Ich weiß meine Idee ist nicht ganz richtig, aber kann mir vielleicht jemand erklären, wie ich es anstatt von meinem Code realisieren könnte?
Ich weiß, dass ich den Treiber (h2) nicht in der GUI aufrufen soll, weil dies ja in das Paket für die Datenbank gehört, aber ich verstehe nicht, wie das mit dem Einlesen eines Textfeldes der GUI und das Speichern dieses eingelesenen Texts in die Datenbank, funktionieren sollte.
Kann mir jemand helfen?
Wäre über jede Hilfe dankbar 


P.S: Mein Post davor gilt nicht mehr (einfach ignorieren  )..Leider kann ich diesen nicht löschen.. :/


----------



## Rawan (8. Jan 2014)

turtle hat gesagt.:


> Hier ganz kurz ein paar Sätze.
> Natürlcih downloaden und squirrel-sql.bat starten
> Dann
> 
> ...




Danke..

Hast du meine Klasse "Database" aber auch in eclipse (oder was auch immer du verwendest) ausgeführt?
Öffnet sich dann von eclipse aus deine Datenbank (also die H2-Konsole) (bei Verwendung meiner Klasse "Database")?
Wird meine Tablle "Student" in der Datenbank bei dir erzeugt (Kannst du sie sehen?)?


----------



## turtle (8. Jan 2014)

> aus Textfelder einlesen möchte und diese dann gleich in die Datenbank speichern möchte


Davon rate ich DRINGEND davon ab.:bloed:

Dieses Problem nennt sich SQL-Injection und bedeutet das ein Benutzer ein Kommando sendet, was böse DInge tut (beispiel "select * from user; drop table user;")
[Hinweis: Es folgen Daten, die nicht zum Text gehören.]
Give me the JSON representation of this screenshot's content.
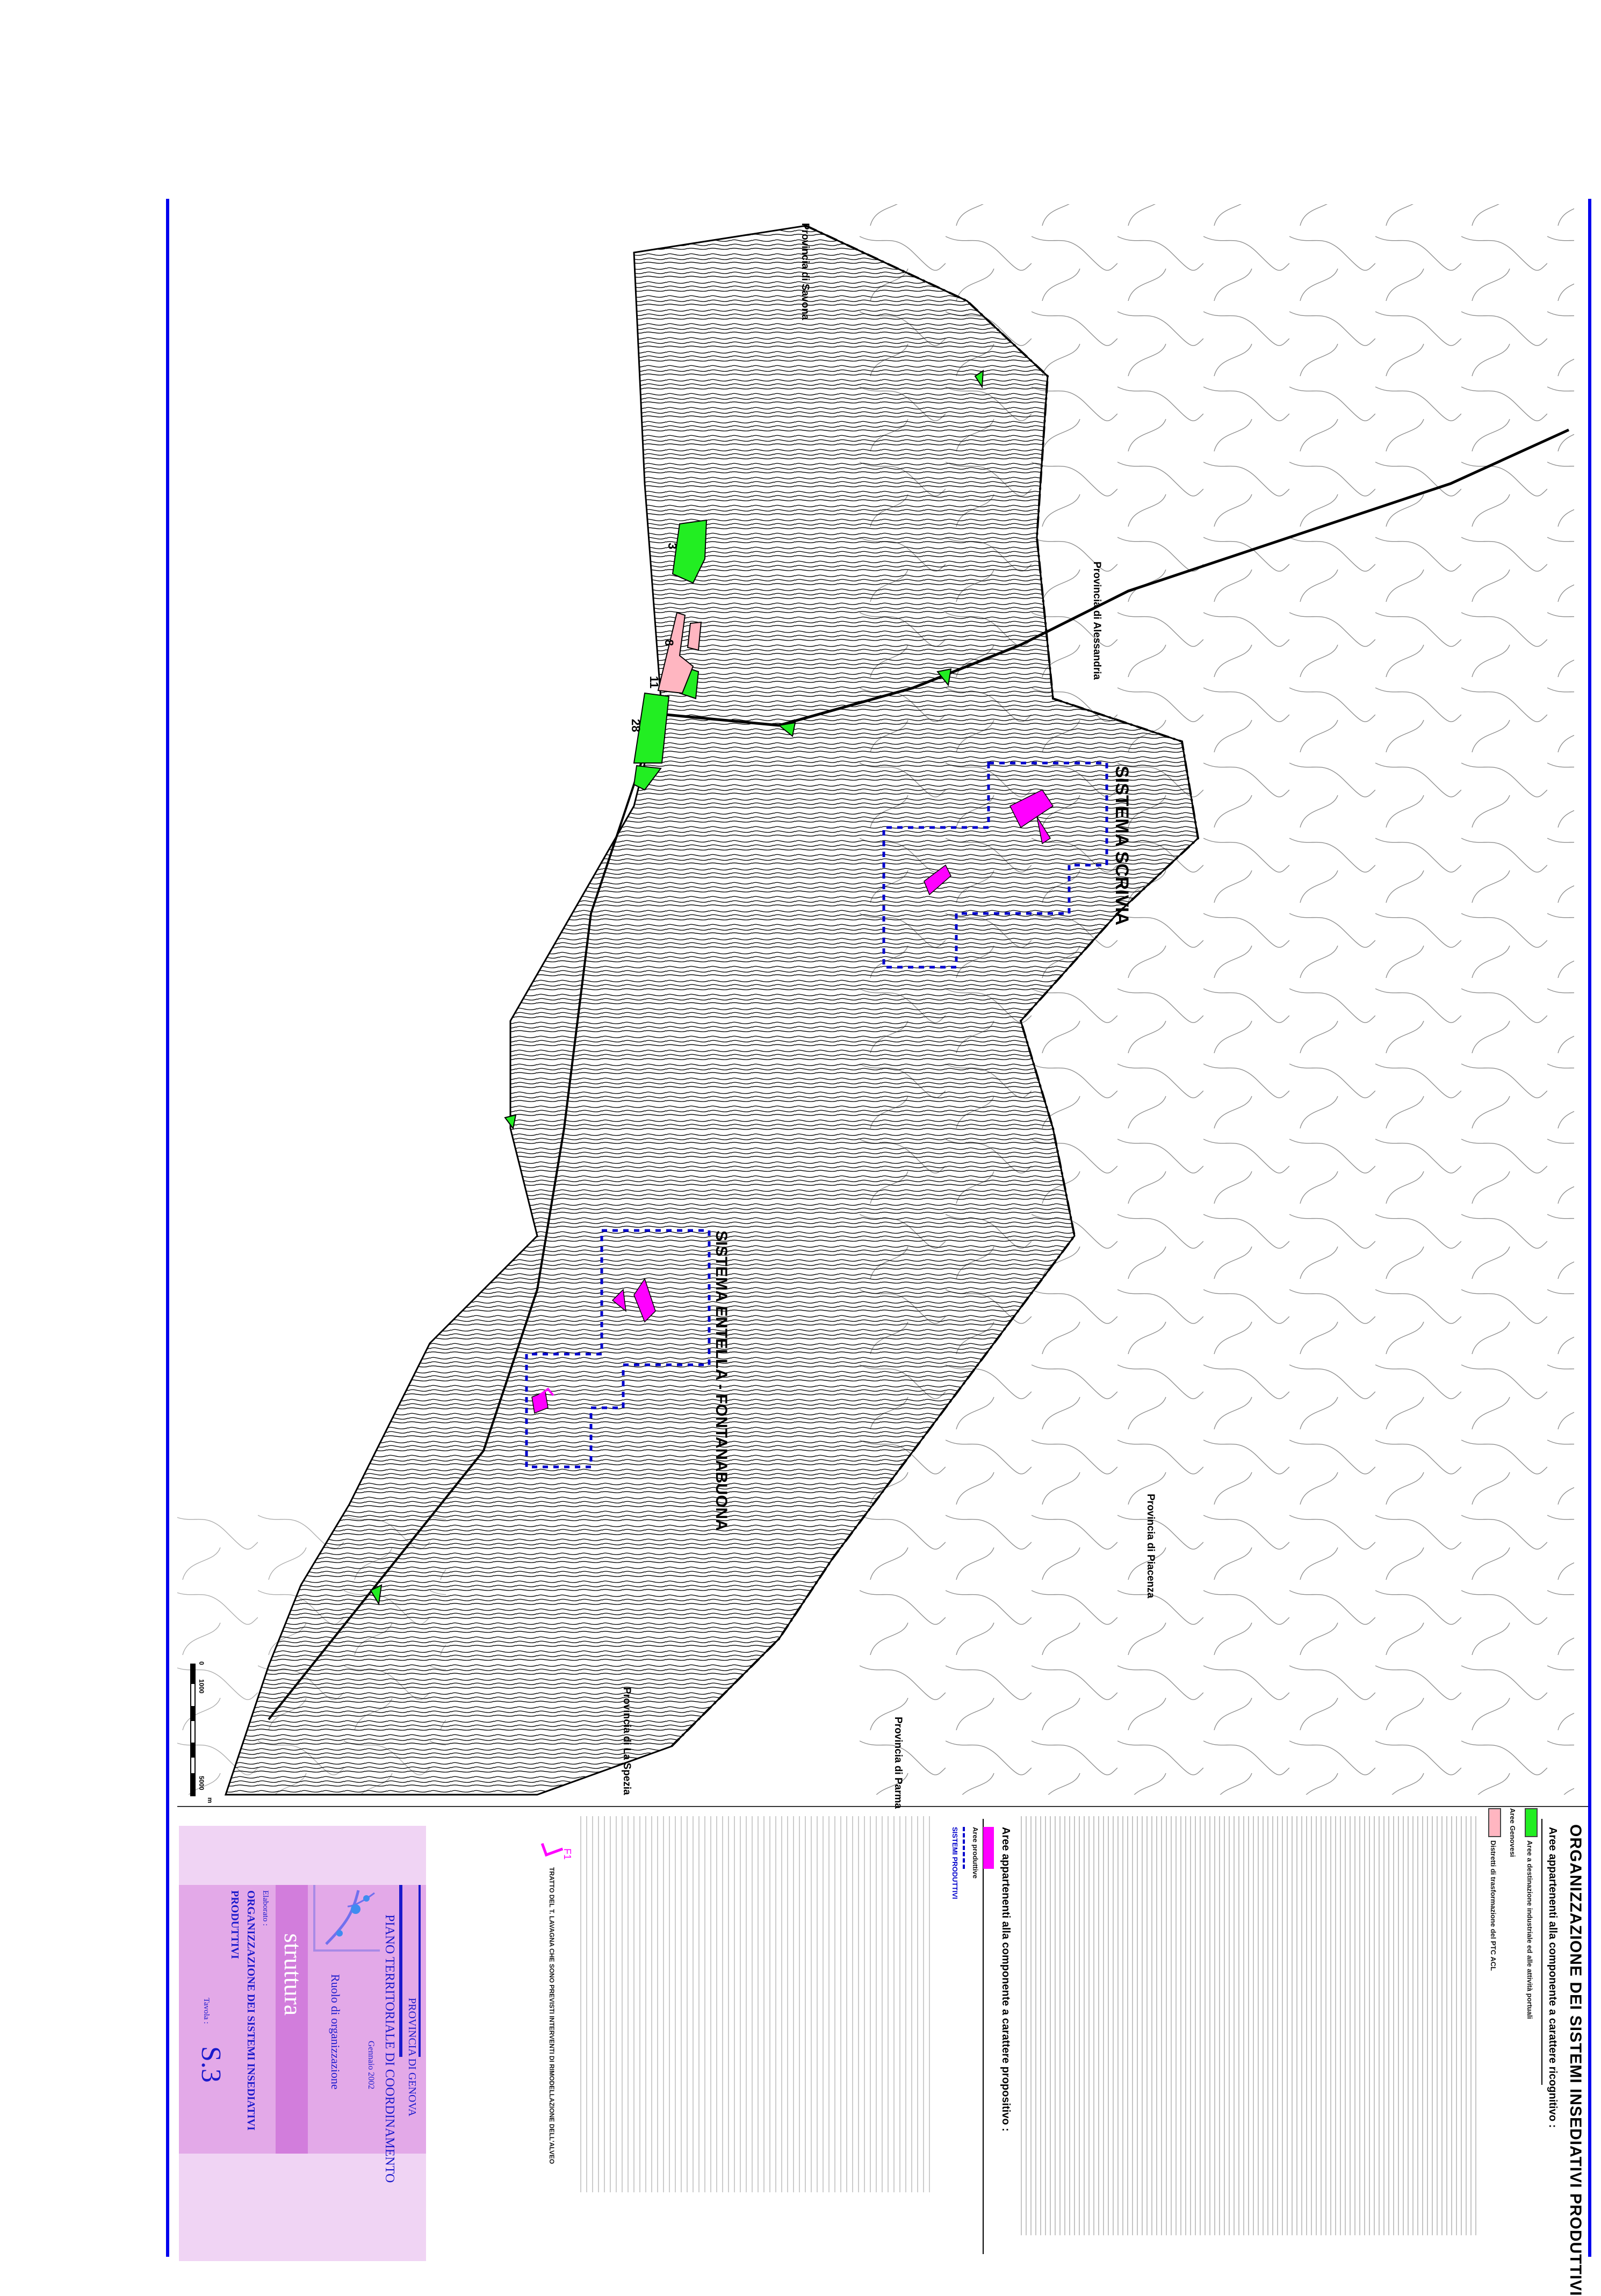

Dies vermeidet man, indem man in Java Prepared-Statements einsetzt. Praktisch alle machen das so. Einige Hobbyprogrammier basteln sich SQL-Befehl via Strings zusammen. Pfui:shock:


> Benötige ich hierfür SQL-Befehle in der GUI


Ebenfalls rate ich DRINGEND davon ab.:bloed:

Eine GUI sollte nichts mit SQL zu tun haben. Das zeugt von extrem schlechter Trennung von View(GUI) und Backend (Datenbank).


----------



## Rawan (8. Jan 2014)

Ok, danke für deine Meinung 
Aber könntest du mir Schritt für Schritt erklären, wie ich das Einlesen eines Textfeldes und anschließendem Speichern in die Datenbank des eingelesenen Textes sonst realisieren könnte? Geht das Einlesen nicht mit Hilfe von ActionListener (in dem der Scanner dann in der actionPerformed() drin ist..so wie ich es im Beispiel gemacht habe) ?
Am besten an einem Beispiel..Wäre nett...
Vielleicht könntest du mein Textfeld für die Matrikelnummer verwenden und anhand von diesem das komplette Beispiel zeigen?


----------



## turtle (9. Jan 2014)

Nein, ich kann nicht die "ganze" Arbeit für dich tun

Ich kann dir als Hinweis geben, das man Software häufig in 3 Schichten (Layer) aufbaut. Als "oberster" Layer ist hier die GUI zu nennen. Als zweiter Layer ist die Business-Logik. Und der dritte Layer ist Backend, also Datenzugriff mit Datenbank. Normalerweise sollte ein Layer nur mit dem nächst tieferen kommunizieren.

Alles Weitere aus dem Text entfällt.